One thing almost everyone comments on when touring Switzerland is the cleanliness. Spotting garbage is almost exciting in its rarity. Somewhat surprising then, is the discordant trend of graffiti spray painted on buildings in both ritzy and downtrodden neighborhoods. While most of this tagging ruins the scenery, there are a few gems to be found, among them Jewman.
The first time I saw Jewman — a chasidic looking stick figure complete with curly peyot, black hat and rekel (chasidic coat) — my first instinct was to assume this was a display of anti-Semitism. However when I noticed that the figure was smiling I started to wonder about the person behind Jewman. There was something subversive, and ironic, about spray painting a pious figure for public view, especially in a conservative city like Zurich and especially in the heart of the city’s Jewish melting pot. Was Jewman a young charedi kid taking a risk? Or a street artist out to provoke the local Jewish population?

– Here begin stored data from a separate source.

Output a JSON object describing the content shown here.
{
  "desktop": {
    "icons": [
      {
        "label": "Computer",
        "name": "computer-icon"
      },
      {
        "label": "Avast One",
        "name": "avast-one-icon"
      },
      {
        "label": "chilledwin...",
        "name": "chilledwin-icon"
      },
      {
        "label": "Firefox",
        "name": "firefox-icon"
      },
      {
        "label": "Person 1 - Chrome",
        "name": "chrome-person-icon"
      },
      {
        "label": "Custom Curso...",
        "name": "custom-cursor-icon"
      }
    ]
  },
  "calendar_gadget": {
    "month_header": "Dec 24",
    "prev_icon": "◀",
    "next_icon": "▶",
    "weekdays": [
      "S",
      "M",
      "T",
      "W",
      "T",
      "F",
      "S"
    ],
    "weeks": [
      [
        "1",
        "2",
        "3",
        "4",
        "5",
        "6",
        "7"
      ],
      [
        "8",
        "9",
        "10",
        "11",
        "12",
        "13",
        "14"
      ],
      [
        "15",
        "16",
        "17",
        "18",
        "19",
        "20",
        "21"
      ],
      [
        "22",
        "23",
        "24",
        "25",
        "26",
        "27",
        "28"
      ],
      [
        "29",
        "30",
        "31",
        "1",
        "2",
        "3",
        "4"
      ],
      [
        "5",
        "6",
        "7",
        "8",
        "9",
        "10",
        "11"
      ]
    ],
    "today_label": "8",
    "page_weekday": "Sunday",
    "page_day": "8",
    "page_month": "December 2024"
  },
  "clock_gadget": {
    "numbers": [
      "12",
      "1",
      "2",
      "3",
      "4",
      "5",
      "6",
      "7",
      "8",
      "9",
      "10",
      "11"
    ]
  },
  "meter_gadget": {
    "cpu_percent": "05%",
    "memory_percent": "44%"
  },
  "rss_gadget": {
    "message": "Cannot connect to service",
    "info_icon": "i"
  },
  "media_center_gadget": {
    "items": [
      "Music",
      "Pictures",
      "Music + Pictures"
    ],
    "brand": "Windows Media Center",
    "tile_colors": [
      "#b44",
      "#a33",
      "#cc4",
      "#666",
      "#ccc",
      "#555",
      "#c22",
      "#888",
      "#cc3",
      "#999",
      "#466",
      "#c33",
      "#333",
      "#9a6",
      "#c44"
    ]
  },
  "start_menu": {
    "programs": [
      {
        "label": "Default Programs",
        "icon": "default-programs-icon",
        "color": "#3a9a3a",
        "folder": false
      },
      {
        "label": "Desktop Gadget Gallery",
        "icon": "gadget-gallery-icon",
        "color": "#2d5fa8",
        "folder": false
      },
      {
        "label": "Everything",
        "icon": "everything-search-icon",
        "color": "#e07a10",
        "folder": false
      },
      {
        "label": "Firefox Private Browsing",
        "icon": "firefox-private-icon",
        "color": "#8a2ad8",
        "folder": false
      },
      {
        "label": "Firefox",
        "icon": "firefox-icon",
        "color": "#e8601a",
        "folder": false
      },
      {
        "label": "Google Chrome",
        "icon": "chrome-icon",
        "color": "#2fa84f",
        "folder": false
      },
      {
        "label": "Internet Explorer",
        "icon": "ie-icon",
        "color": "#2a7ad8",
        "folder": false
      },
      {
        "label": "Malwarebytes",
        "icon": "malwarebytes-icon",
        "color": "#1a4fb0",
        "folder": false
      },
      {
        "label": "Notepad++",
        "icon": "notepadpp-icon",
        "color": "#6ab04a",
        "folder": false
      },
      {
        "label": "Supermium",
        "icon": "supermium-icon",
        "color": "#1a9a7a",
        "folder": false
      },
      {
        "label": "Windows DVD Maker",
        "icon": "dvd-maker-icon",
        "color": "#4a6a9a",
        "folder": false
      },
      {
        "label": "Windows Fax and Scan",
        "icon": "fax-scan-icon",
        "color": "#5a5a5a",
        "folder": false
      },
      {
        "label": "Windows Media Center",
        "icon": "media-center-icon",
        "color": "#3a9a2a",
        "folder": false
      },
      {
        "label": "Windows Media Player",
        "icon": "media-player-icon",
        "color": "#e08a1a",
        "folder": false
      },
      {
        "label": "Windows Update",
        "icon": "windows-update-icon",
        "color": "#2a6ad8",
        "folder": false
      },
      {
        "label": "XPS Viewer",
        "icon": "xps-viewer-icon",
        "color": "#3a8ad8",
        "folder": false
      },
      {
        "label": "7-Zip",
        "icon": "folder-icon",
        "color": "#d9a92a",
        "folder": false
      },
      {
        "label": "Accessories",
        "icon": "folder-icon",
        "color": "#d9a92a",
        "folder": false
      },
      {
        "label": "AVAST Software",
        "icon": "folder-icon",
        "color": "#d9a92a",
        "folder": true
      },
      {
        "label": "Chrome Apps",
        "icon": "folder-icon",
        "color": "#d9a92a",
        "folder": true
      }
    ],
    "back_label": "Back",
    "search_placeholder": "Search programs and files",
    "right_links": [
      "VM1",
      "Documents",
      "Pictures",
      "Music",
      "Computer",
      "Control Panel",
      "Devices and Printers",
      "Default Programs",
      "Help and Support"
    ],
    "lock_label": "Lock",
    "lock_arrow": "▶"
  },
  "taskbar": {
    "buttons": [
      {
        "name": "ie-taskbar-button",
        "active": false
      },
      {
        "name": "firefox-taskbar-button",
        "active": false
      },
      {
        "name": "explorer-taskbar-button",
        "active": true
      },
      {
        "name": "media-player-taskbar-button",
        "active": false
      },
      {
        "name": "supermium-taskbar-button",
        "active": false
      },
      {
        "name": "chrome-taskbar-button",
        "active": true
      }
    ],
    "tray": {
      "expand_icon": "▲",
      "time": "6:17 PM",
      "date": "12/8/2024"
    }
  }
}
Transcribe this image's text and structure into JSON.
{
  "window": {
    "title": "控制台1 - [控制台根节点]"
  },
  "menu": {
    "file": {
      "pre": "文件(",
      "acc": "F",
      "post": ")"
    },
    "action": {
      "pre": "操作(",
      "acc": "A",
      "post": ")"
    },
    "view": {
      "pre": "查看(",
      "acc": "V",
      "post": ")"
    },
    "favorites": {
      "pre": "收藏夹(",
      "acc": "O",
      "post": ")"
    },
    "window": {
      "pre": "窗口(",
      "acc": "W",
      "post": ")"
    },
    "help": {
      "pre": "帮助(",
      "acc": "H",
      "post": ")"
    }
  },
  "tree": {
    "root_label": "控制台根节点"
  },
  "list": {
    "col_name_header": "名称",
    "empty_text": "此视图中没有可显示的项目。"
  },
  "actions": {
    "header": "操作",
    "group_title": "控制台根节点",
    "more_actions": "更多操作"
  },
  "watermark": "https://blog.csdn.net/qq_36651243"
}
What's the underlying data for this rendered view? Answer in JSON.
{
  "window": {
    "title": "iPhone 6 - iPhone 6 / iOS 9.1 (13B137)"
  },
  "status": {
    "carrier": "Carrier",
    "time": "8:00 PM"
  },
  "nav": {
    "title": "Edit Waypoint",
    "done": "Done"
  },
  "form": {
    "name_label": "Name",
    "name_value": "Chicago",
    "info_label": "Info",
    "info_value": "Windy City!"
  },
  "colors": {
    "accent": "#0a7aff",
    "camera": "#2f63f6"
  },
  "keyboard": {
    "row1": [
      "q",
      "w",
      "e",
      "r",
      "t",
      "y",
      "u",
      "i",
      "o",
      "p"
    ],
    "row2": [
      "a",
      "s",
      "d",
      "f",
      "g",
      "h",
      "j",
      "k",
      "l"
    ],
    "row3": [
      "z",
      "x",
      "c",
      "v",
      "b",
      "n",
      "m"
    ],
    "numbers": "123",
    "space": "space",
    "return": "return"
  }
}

Imagine my shock when a few months later on a trip to Tel Aviv I round a corner near the Levinsky Market (where I’d just been to stock up on nuts and spices) and who do I spot but Jewman! It was one of those out-of-body déjà-vu moments of discombobulation. Was I in Israel, or Switzerland? What had now become clear, however, was that Jewman is most likely Jewish; after all, showing up in Israel would be just a bit too random. It seems he also likes to travel. But if he — or she — is a child, adult, religious or secular person, that remains unknown. Because what they do is illegal, even while some recognize their work as art, graffiti artists are anonymous by nature.
Have you seen any traces of Jewman in your area?
UPDATE, 2012: Jewman spotted in the Hottingen neighborhood of Zurich.